Following the presentation, Commissioner Dozier stated, “This is really helpful, really useful. The data you collected was the right information.”
Elijah Waters responded, “Use these numbers, digest them, and see where you want to go.” He added, “This data has an economic impact on the community. This is why I brought the entire recreation department along to answer your questions.”
“I am curious,” said local real estate broker Danielle Worthen, “is there a plan for the BLM to do an environmental impact study?”
Waters replied that such studies are only done by the BLM in response to specific building projects.
Worthen followed up, “So, not on your radar just due to this increase in traffic?”
Camille Richard, Director of the Lake Fork Conservancy asked, “or the off-road environmental impact?”
Larry Iiams, spokesperson for Turn Around Lake City, interjected, “Who would do an environmental impact on the Loop and those connections?”
“We would only do environmental impact on portions that crossed our lands,” Waters noted. Commissioner Whinnery concurred, adding, “The BLM doesn’t do studies on Colorado Department of Transportation rights-of-way.” He stated, “The existing right-of-way with vehicles — the usage —hasn’t substantially changed. CDOT is responsible for their own studies.”

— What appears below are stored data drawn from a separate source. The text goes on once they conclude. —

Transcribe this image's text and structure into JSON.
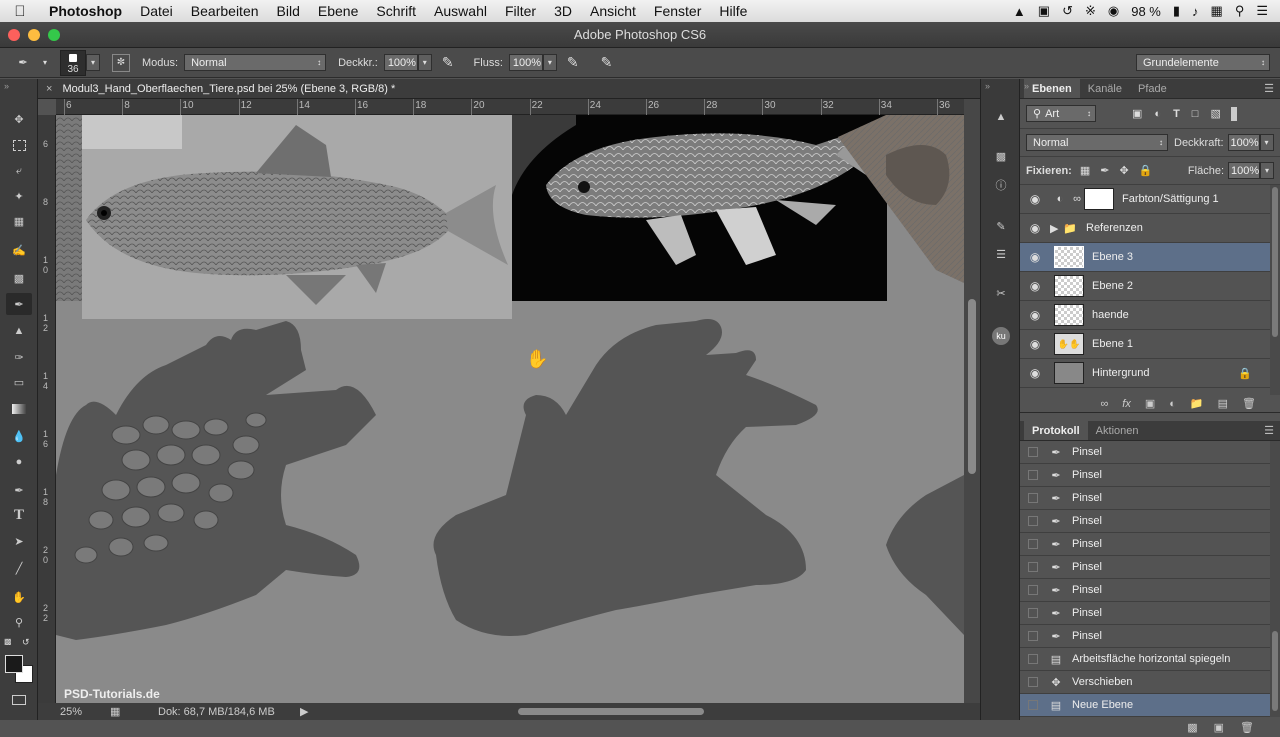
{
  "menubar": {
    "apple": "",
    "app": "Photoshop",
    "menus": [
      "Datei",
      "Bearbeiten",
      "Bild",
      "Ebene",
      "Schrift",
      "Auswahl",
      "Filter",
      "3D",
      "Ansicht",
      "Fenster",
      "Hilfe"
    ],
    "battery": "98 %"
  },
  "window": {
    "title": "Adobe Photoshop CS6"
  },
  "options": {
    "brush_size": "36",
    "modus_label": "Modus:",
    "modus_value": "Normal",
    "deckkr_label": "Deckkr.:",
    "deckkr_value": "100%",
    "fluss_label": "Fluss:",
    "fluss_value": "100%",
    "workspace": "Grundelemente"
  },
  "document": {
    "tab_title": "Modul3_Hand_Oberflaechen_Tiere.psd bei 25% (Ebene 3, RGB/8) *",
    "ruler_top": [
      "6",
      "8",
      "10",
      "12",
      "14",
      "16",
      "18",
      "20",
      "22",
      "24",
      "26",
      "28",
      "30",
      "32",
      "34",
      "36"
    ],
    "ruler_left": [
      "6",
      "8",
      "1\n0",
      "1\n2",
      "1\n4",
      "1\n6",
      "1\n8",
      "2\n0",
      "2\n2"
    ]
  },
  "status": {
    "zoom": "25%",
    "doc_info": "Dok: 68,7 MB/184,6 MB",
    "watermark": "PSD-Tutorials.de"
  },
  "layers_panel": {
    "tabs": [
      "Ebenen",
      "Kanäle",
      "Pfade"
    ],
    "filter_label": "Art",
    "blend_mode": "Normal",
    "opacity_label": "Deckkraft:",
    "opacity_value": "100%",
    "lock_label": "Fixieren:",
    "fill_label": "Fläche:",
    "fill_value": "100%",
    "layers": [
      {
        "name": "Farbton/Sättigung 1",
        "kind": "adjustment",
        "selected": false
      },
      {
        "name": "Referenzen",
        "kind": "group",
        "selected": false
      },
      {
        "name": "Ebene 3",
        "kind": "transparent",
        "selected": true
      },
      {
        "name": "Ebene 2",
        "kind": "transparent",
        "selected": false
      },
      {
        "name": "haende",
        "kind": "transparent",
        "selected": false
      },
      {
        "name": "Ebene 1",
        "kind": "sketch",
        "selected": false
      },
      {
        "name": "Hintergrund",
        "kind": "background",
        "selected": false
      }
    ]
  },
  "history_panel": {
    "tabs": [
      "Protokoll",
      "Aktionen"
    ],
    "items": [
      {
        "label": "Pinsel",
        "icon": "brush-icon",
        "selected": false
      },
      {
        "label": "Pinsel",
        "icon": "brush-icon",
        "selected": false
      },
      {
        "label": "Pinsel",
        "icon": "brush-icon",
        "selected": false
      },
      {
        "label": "Pinsel",
        "icon": "brush-icon",
        "selected": false
      },
      {
        "label": "Pinsel",
        "icon": "brush-icon",
        "selected": false
      },
      {
        "label": "Pinsel",
        "icon": "brush-icon",
        "selected": false
      },
      {
        "label": "Pinsel",
        "icon": "brush-icon",
        "selected": false
      },
      {
        "label": "Pinsel",
        "icon": "brush-icon",
        "selected": false
      },
      {
        "label": "Pinsel",
        "icon": "brush-icon",
        "selected": false
      },
      {
        "label": "Arbeitsfläche horizontal spiegeln",
        "icon": "document-icon",
        "selected": false
      },
      {
        "label": "Verschieben",
        "icon": "move-icon",
        "selected": false
      },
      {
        "label": "Neue Ebene",
        "icon": "document-icon",
        "selected": true
      }
    ]
  },
  "colors": {
    "selection": "#5d6f89",
    "panel_bg": "#535353",
    "canvas_bg": "#8a8a8a"
  }
}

Waters noted that no route has been specifically, officially proposed for this. “Once a route is proposed, then it is decided whose purview it falls under.”

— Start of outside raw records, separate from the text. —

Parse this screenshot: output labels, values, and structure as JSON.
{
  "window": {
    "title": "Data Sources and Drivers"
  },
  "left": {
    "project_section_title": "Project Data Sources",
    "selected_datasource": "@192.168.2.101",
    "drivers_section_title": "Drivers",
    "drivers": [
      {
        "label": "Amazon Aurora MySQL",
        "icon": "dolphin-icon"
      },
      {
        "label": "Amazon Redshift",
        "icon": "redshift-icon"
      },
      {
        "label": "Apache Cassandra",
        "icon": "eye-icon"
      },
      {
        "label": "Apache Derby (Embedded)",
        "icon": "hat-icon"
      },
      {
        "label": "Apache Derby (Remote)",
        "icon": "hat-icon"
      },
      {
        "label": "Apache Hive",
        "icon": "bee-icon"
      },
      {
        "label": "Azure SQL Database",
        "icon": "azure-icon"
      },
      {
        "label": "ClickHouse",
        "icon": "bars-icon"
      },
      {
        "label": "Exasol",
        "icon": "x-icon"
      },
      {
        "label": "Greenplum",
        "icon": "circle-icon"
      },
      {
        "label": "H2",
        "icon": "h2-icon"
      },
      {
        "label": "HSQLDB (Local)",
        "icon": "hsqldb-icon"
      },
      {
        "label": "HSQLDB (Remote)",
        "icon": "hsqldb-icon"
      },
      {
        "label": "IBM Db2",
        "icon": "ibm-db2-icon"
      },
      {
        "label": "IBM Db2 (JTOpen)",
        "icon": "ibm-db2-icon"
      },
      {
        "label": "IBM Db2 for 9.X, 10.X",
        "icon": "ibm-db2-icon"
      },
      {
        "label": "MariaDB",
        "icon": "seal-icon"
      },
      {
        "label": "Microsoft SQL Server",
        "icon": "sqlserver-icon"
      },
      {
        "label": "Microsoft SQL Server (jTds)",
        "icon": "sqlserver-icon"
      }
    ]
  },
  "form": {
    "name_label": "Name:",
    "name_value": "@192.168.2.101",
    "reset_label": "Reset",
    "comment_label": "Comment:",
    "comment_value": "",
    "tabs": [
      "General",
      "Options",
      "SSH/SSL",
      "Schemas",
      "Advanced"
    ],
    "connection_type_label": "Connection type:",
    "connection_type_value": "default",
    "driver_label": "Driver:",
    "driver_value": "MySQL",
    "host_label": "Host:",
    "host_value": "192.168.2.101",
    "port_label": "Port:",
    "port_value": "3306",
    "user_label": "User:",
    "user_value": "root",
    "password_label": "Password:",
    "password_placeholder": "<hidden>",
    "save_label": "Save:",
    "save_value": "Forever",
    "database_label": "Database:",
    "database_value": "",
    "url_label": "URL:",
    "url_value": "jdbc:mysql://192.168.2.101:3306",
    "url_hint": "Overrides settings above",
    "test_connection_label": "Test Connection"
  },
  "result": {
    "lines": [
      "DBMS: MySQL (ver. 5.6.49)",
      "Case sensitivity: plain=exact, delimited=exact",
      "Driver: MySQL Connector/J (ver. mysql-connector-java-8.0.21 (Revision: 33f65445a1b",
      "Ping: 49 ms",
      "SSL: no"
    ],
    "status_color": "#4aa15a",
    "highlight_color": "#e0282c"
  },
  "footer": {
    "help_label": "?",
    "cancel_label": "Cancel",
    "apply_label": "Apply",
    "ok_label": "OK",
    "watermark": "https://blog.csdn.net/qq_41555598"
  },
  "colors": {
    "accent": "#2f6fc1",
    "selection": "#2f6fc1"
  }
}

Whinnery responded,” The route is on the asphalt on the highway [149] as it exists.”
Waters replied, “Oh, then the BLM would not be involved.” Commissioner-elect, Kristie Borchers shifted the
focus, “Are we going to talk about how awesome the BLM is for giving us money?” Grinning, Waters noted that the BLM has invested in providing more contract law enforcement dollars to both Hinsdale and San Juan Counties for the counties mportant Alpine Ranger program.

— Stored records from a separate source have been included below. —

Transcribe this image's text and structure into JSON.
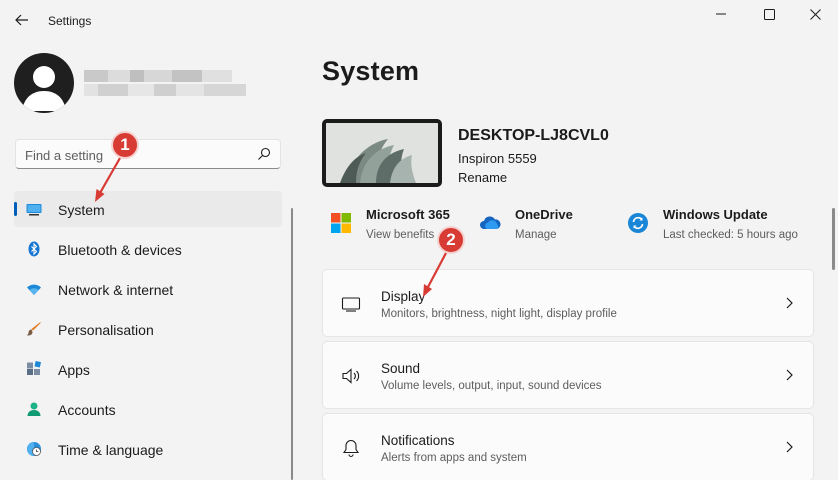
{
  "window": {
    "title": "Settings"
  },
  "user": {
    "name_redacted": true
  },
  "search": {
    "placeholder": "Find a setting"
  },
  "nav": {
    "items": [
      {
        "label": "System",
        "icon": "system-icon",
        "active": true
      },
      {
        "label": "Bluetooth & devices",
        "icon": "bluetooth-icon"
      },
      {
        "label": "Network & internet",
        "icon": "wifi-icon"
      },
      {
        "label": "Personalisation",
        "icon": "brush-icon"
      },
      {
        "label": "Apps",
        "icon": "apps-icon"
      },
      {
        "label": "Accounts",
        "icon": "account-icon"
      },
      {
        "label": "Time & language",
        "icon": "time-language-icon"
      }
    ]
  },
  "main": {
    "title": "System",
    "device": {
      "name": "DESKTOP-LJ8CVL0",
      "model": "Inspiron 5559",
      "rename_label": "Rename"
    },
    "quick": [
      {
        "title": "Microsoft 365",
        "subtitle": "View benefits",
        "icon": "microsoft-logo-icon"
      },
      {
        "title": "OneDrive",
        "subtitle": "Manage",
        "icon": "cloud-icon"
      },
      {
        "title": "Windows Update",
        "subtitle": "Last checked: 5 hours ago",
        "icon": "update-icon"
      }
    ],
    "cards": [
      {
        "title": "Display",
        "subtitle": "Monitors, brightness, night light, display profile",
        "icon": "monitor-icon"
      },
      {
        "title": "Sound",
        "subtitle": "Volume levels, output, input, sound devices",
        "icon": "speaker-icon"
      },
      {
        "title": "Notifications",
        "subtitle": "Alerts from apps and system",
        "icon": "bell-icon"
      }
    ]
  },
  "annotations": {
    "step1": "1",
    "step2": "2",
    "color": "#d83a34"
  },
  "colors": {
    "accent": "#005fb8",
    "background": "#f3f3f3",
    "card": "#fbfbfb"
  }
}
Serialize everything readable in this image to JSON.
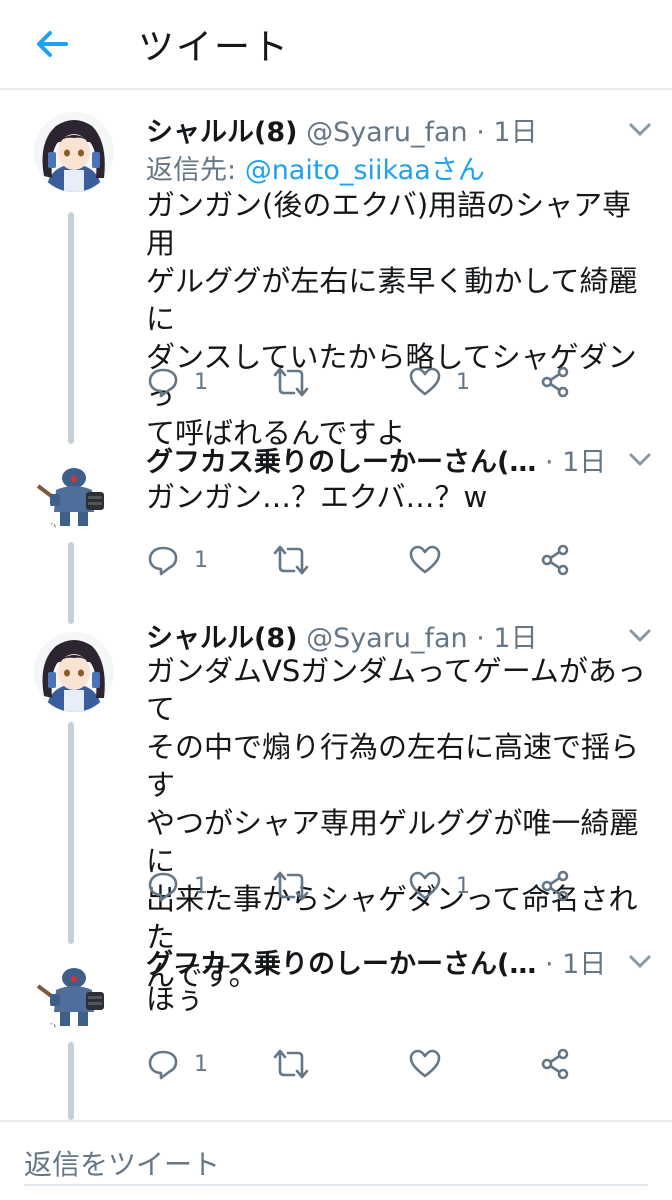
{
  "header": {
    "title": "ツイート"
  },
  "tweets": [
    {
      "name": "シャルル(8)",
      "handle": "@Syaru_fan",
      "sep": "·",
      "time": "1日",
      "reply_to_prefix": "返信先: ",
      "reply_to_mention": "@naito_siikaa",
      "reply_to_suffix": "さん",
      "text": "ガンガン(後のエクバ)用語のシャア専用\nゲルググが左右に素早く動かして綺麗に\nダンスしていたから略してシャゲダンっ\nて呼ばれるんですよ",
      "reply_count": "1",
      "retweet_count": "",
      "like_count": "1"
    },
    {
      "name": "グフカス乗りのしーかーさん(…",
      "handle": "",
      "sep": "·",
      "time": "1日",
      "text": "ガンガン…？エクバ…？w",
      "reply_count": "1",
      "retweet_count": "",
      "like_count": ""
    },
    {
      "name": "シャルル(8)",
      "handle": "@Syaru_fan",
      "sep": "·",
      "time": "1日",
      "text": "ガンダムVSガンダムってゲームがあって\nその中で煽り行為の左右に高速で揺らす\nやつがシャア専用ゲルググが唯一綺麗に\n出来た事からシャゲダンって命名された\nんです。",
      "reply_count": "1",
      "retweet_count": "",
      "like_count": "1"
    },
    {
      "name": "グフカス乗りのしーかーさん(…",
      "handle": "",
      "sep": "·",
      "time": "1日",
      "text": "ほぅ",
      "reply_count": "1",
      "retweet_count": "",
      "like_count": ""
    }
  ],
  "reply_bar": {
    "placeholder": "返信をツイート"
  },
  "colors": {
    "accent": "#1da1f2",
    "secondary_text": "#657786",
    "thread_line": "#c4d0da"
  },
  "icons": [
    "back-arrow-icon",
    "chevron-down-icon",
    "reply-icon",
    "retweet-icon",
    "like-icon",
    "share-icon"
  ]
}
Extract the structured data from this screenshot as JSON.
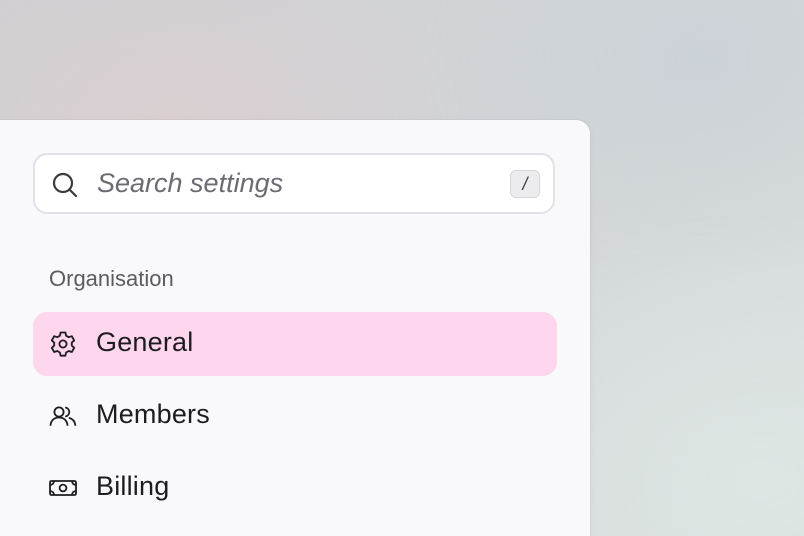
{
  "search": {
    "placeholder": "Search settings",
    "value": "",
    "shortcut_key": "/",
    "icon": "search-icon"
  },
  "sidebar": {
    "section_label": "Organisation",
    "active_color": "#fed6ee",
    "items": [
      {
        "label": "General",
        "icon": "gear-icon",
        "active": true
      },
      {
        "label": "Members",
        "icon": "users-icon",
        "active": false
      },
      {
        "label": "Billing",
        "icon": "banknote-icon",
        "active": false
      }
    ]
  }
}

Susan Thompson replied, “The more enforcement, the better to keep people on the trails.”
Speaking to those concerns, Alpine Ranger Alan Rae reported on continued efforts to improve law enforcement and prevent damage to meadows and tundra in the high elevation areas of concern. He also cited speed limit updates, radar enforcement on the Loop in the coming season, all in conjunction with a larger law enforcement presence in the upcoming 2019 season.
As the regular meeting was begun and the opportunity for public comment was offered, Larry Iiams read a brief Theodore Roosevelt quote encouraging the preservation of our beautiful natural wonders.
The meeting was followed by the county’s annual community luncheon which held at the Moseley Art Center. The meal was catered by Get Some Groceries, providing delicious sustenance for some 200 members of the public who turned out for the annual holiday fete.
During the luncheon, two special plaques were presented by Commissioner Susan Thompson. One was presented to retiring Hinsdale County Sheriff Ron Bruce, and another presentation was made to retiring EMS Director Jerry Gray, both awards in honor of their years of tireless and dedicated service to Hinsdale County.